10 year surveillance (2017) – Chronic fatigue syndrome/myalgic encephalomyelitis (2007) NICE guideline CG53

Response by Invest in ME - First Thoughts

Invest in ME Research have submitted a response to the request for comments on the
NICE guideline on CG53 Chronic fatigue syndrome/myalgic encephalomyelitis: diagnosis and management Surveillance proposal consultation document

Our response is here

A more legible document containing our response is available here

Invest in ME Research submitted a response in excess of 8000 words after analysing the document thoroughly.

NICE have decided "to not update the NICE guideline on chronic fatigue syndrome/myalgic encephalomyelitis" at this time.

NICE propose to remove the guideline from the static list because:

" Evidence has been identified of important ongoing research in this area – for example a UK trial of internet-based cognitive behavioural therapy in children and young adults (FITNET).
This guideline therefore no longer meets the static list criteria.
NICE also state -
We propose to liaise with Cochrane about the possibility of updating a Cochrane review from 2008 on cognitive behavioural therapy for chronic fatigue syndrome in adults to include data from the ‘Pacing, graded Activity, and Cognitive behaviour therapy; a randomised Evaluation’ (PACE) trial.
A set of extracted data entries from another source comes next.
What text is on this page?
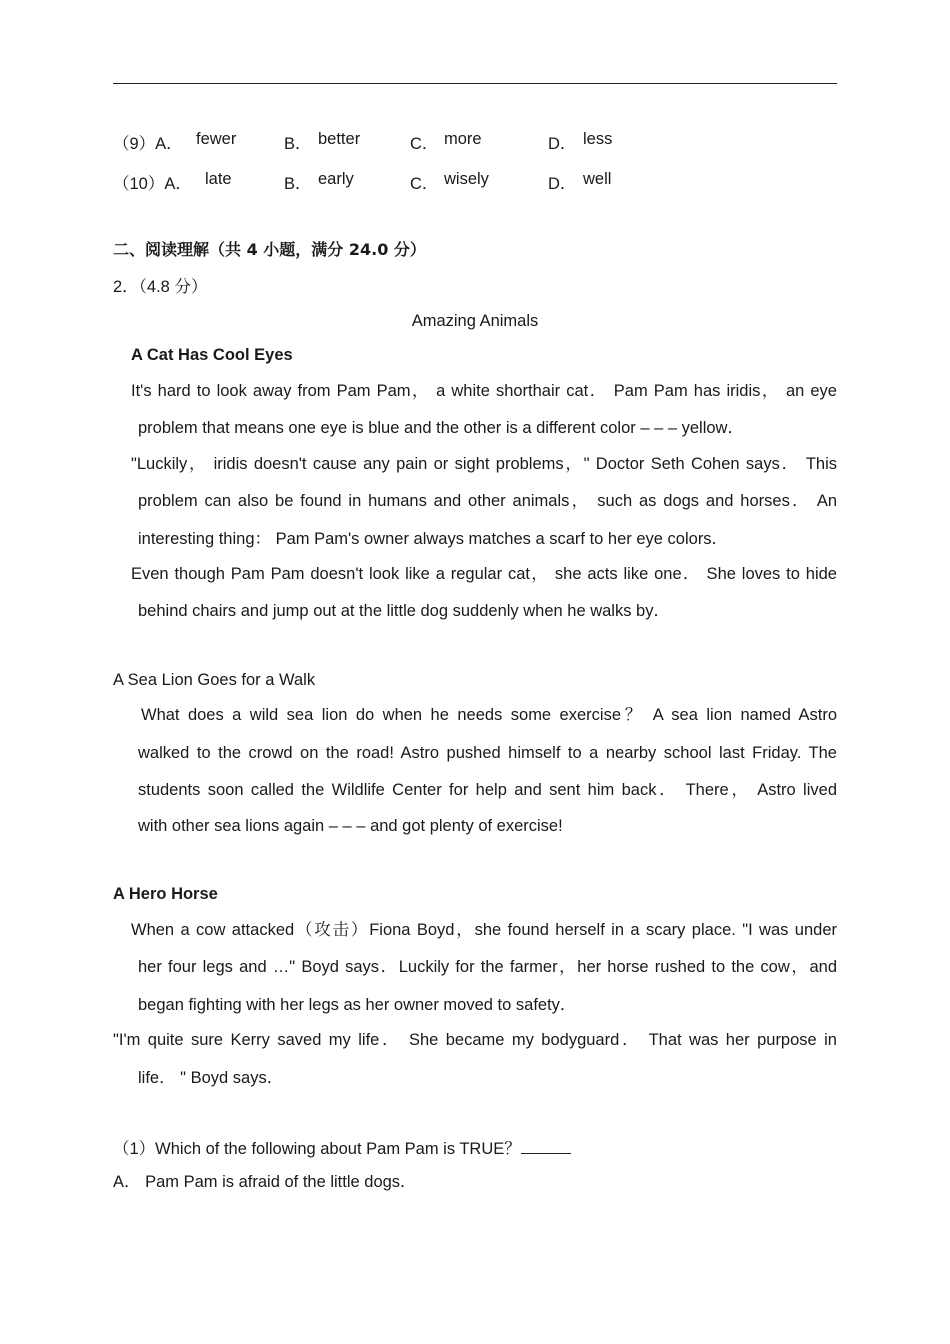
（9）A． fewer	B． better	C． more	D． less
（10）A． late	B． early	C． wisely	D． well
二、阅读理解（共 4 小题，满分 24.0 分）
2．（4.8 分）
Amazing Animals
A Cat Has Cool Eyes
It's hard to look away from Pam Pam， a white shorthair cat． Pam Pam has iridis， an eye
problem that means one eye is blue and the other is a different color – – – yellow．
"Luckily， iridis doesn't cause any pain or sight problems，" Doctor Seth Cohen says． This
problem can also be found in humans and other animals， such as dogs and horses． An
interesting thing： Pam Pam's owner always matches a scarf to her eye colors．
Even though Pam Pam doesn't look like a regular cat， she acts like one． She loves to hide
behind chairs and jump out at the little dog suddenly when he walks by．
A Sea Lion Goes for a Walk
What does a wild sea lion do when he needs some exercise？ A sea lion named Astro
walked to the crowd on the road! Astro pushed himself to a nearby school last Friday. The
students soon called the Wildlife Center for help and sent him back． There， Astro lived
with other sea lions again – – – and got plenty of exercise!
A Hero Horse
When a cow attacked（攻击）Fiona Boyd，she found herself in a scary place. "I was under
her four legs and …" Boyd says．Luckily for the farmer，her horse rushed to the cow，and
began fighting with her legs as her owner moved to safety．
"I'm quite sure Kerry saved my life． She became my bodyguard． That was her purpose in
life． " Boyd says．
（1）Which of the following about Pam Pam is TRUE？
A． Pam Pam is afraid of the little dogs．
A further review of the guideline may be considered following publication of the updated Cochrane review. "

Firstly it should be remembered that NICE gave Invest in ME Research only two weeks to make these comments - with a very short period beforehand of notification.

This, of course, potentially skews the results as we are certain that NICE has probably already informed other parties in the establishment long before of the process and far more time to prepare.

We have no faith in NICE. It is another establishment organisation that is going against what patients need and want and going against the trend to look at ME seriously and develop appropriate guidelines.

We found this a flawed and biased document which seems to cover a cynical attempt at manipulating the future for people with ME and their families.


Firstly some background.

When conducting this review NICE assume they are starting from a standing point of having a set of guidelines which were accepted and which now need to be reviewed.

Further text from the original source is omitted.